Em abril de 2005, quando a desnutrição aguda entre os indígenas Guarani-Kaiowá do Mato Grosso do Sul causou a morte de cerca de 20 crianças na região de Dourados (dados da Funai) – caso explorado à exaustão pela imprensa brasileira e internacional -, voltou ao debate público um dos principais dramas desta etnia: a falta de terra e os entraves legais às demarcações das áreas indígenas. À época, Funai, alvo de críticas tanto dos indígenas e de organizações de apoio, quanto do Ministério Público Federal, avaliou que pouco se poderia fazer Mara resolver o problema.
De lá para cá, os problemas se aprofundaram. Vítimas de perseguição e violência por parte dos fazendeiros que ocupam suas áreas, os Guarani-Kaiowá contabilizam cerca de 27 integrantes assassinados apenas em 2005, nove prisões, este ano, por conflitos de terra, e, segundo pesquisas da Universidade Federal do Mato Grosso do Sul, a média de suicídios entre a etnia é de 60 casos por ano. Já no tocante à regularização de suas terras, segundo o Conselho Indigenista Missionário (CIMI), absolutamente todos os processos de demarcação de suas áreas são objeto de contestação jurídica, perfazendo mais de 100 processos, segundo a Justiça local.
No labirinto jurídico em que se transformou a questão da demarcação das terras Guarani-Kaiowá no Mato Grosso do Sul, alimentado por enxurradas de ações (movidas por fazendeiros e aceitas pela Justiça local em primeira instância) contra os indígenas e o próprio Estado, o maior problema, segundo o assessor jurídico do CIMI, Rogério Batalha, é a morosidade com que os processos tramitam (ou não tramitam).
Contestados majoritariamente pelo Ministério Público Federal, principal defensor dos direitos indígenas no estado, grande parte dos processos é encaminhada para julgamento em segunda instância ao Tribunal Regional Federal da 3a Região em São Paulo.

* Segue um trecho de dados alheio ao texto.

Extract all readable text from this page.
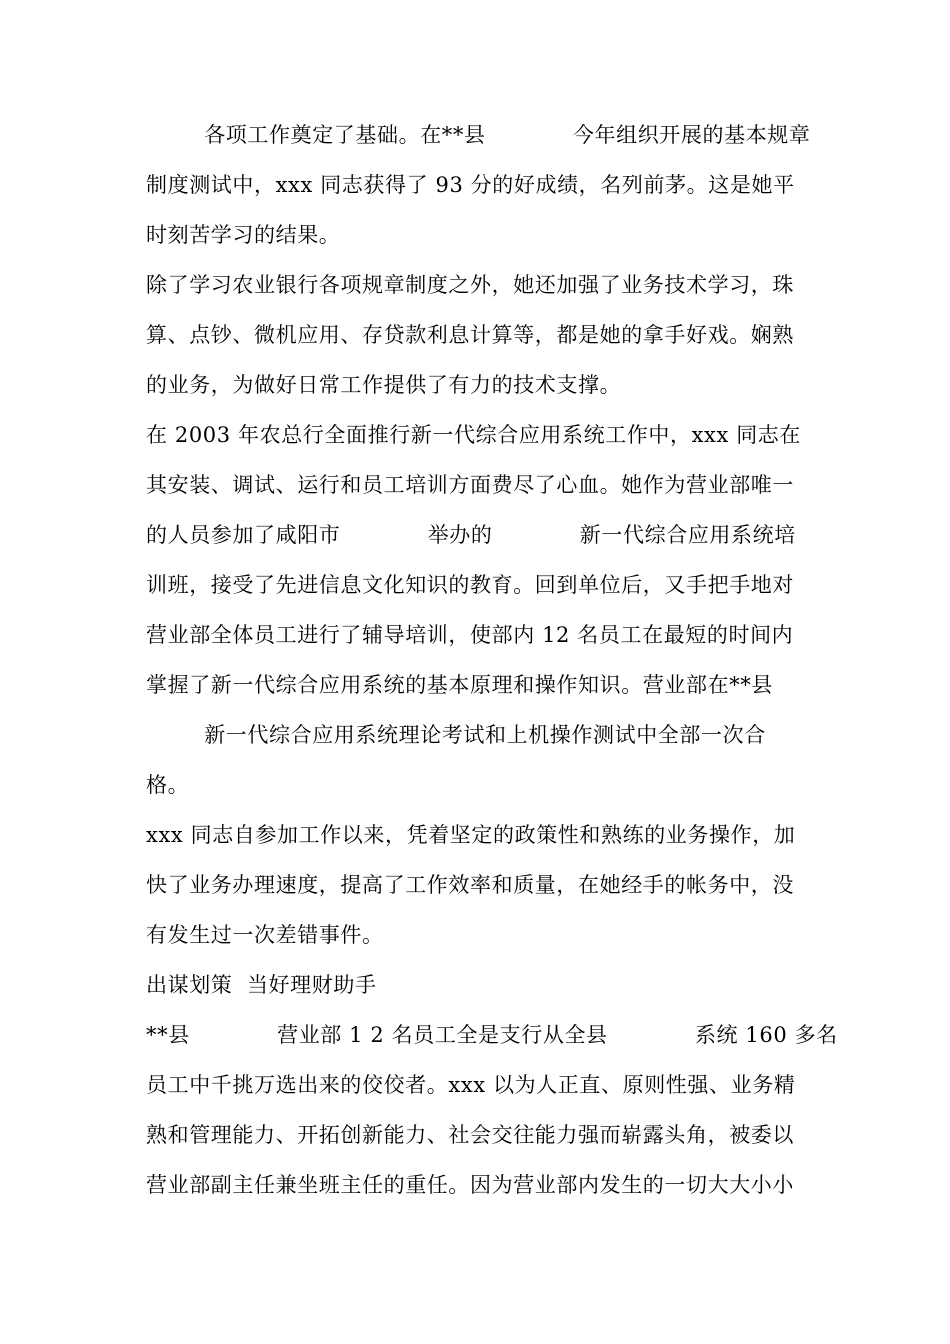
各项工作奠定了基础。在**县            今年组织开展的基本规章
制度测试中，xxx 同志获得了 93 分的好成绩，名列前茅。这是她平
时刻苦学习的结果。
除了学习农业银行各项规章制度之外，她还加强了业务技术学习，珠
算、点钞、微机应用、存贷款利息计算等，都是她的拿手好戏。娴熟
的业务，为做好日常工作提供了有力的技术支撑。
在 2003 年农总行全面推行新一代综合应用系统工作中，xxx 同志在
其安装、调试、运行和员工培训方面费尽了心血。她作为营业部唯一
的人员参加了咸阳市            举办的            新一代综合应用系统培
训班，接受了先进信息文化知识的教育。回到单位后，又手把手地对
营业部全体员工进行了辅导培训，使部内 12 名员工在最短的时间内
掌握了新一代综合应用系统的基本原理和操作知识。营业部在**县
新一代综合应用系统理论考试和上机操作测试中全部一次合
格。
xxx 同志自参加工作以来，凭着坚定的政策性和熟练的业务操作，加
快了业务办理速度，提高了工作效率和质量，在她经手的帐务中，没
有发生过一次差错事件。
出谋划策  当好理财助手
**县            营业部 1 2 名员工全是支行从全县            系统 160 多名
员工中千挑万选出来的佼佼者。xxx 以为人正直、原则性强、业务精
熟和管理能力、开拓创新能力、社会交往能力强而崭露头角，被委以
营业部副主任兼坐班主任的重任。因为营业部内发生的一切大大小小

Nesta terça (28), uma comissão de cerca de 50 Guarani-Kaiowá se reuniu com a presidente do TRF-3, desembargadora Diva Malerbi, para solicitar a agilização de quatro processos em especial, referentes às áreas Guyra Roka (no município de Caarapó), Yvy Katu (em Japorã), Lima Campo (em Ponta Porá) e Passo Piraju (Dourados), além da terra terena de Buriti (em Sindrolândia e Dois Irmãos do Buriti).
“A comunidade nos mandou na confiança de que traremos respostas”, explicou Rosalino Ortiz, 66 anos, liderança da aldeia Yvy Katu. Há três anos no local e com a demarcação já encaminhada, relata, o processo foi paralisado pela Justiça de Naviraí, confinando a comunidade de cerca de 4,5 mil pessoas em 2,6 mil hectares. Desde 2004, a área é objeto de cinco ações possessórias, na Justiça de Dourados, contra a União, a Funai e os índios. Os agravos de instrumento interpostos estão agora aguardando julgamento no TRF-3 em São Paulo. Não muito diferente é a situação das outras áreas.
Depois de mais de duas horas de relatos por parte dos indígenas, a desembargadora Diva Malerbi, lamentando a ausência dos juízes que concretamente estão analisando os processos, se comprometeu a cobrar agilidade no encaminhamento das ações. Declarando-se solidária à causa indígena, a desembargadora também lamentou não ter o poder de solucionar os casos de imediato, mas garantiu que se empenhará pela resolução dos problemas também junto a Justiça sul-matogrossense. Por fim, se propôs também a trabalhar, junto com o Ministério Público Federal, pela agilidade dos processos demarcatórios junto à Funai.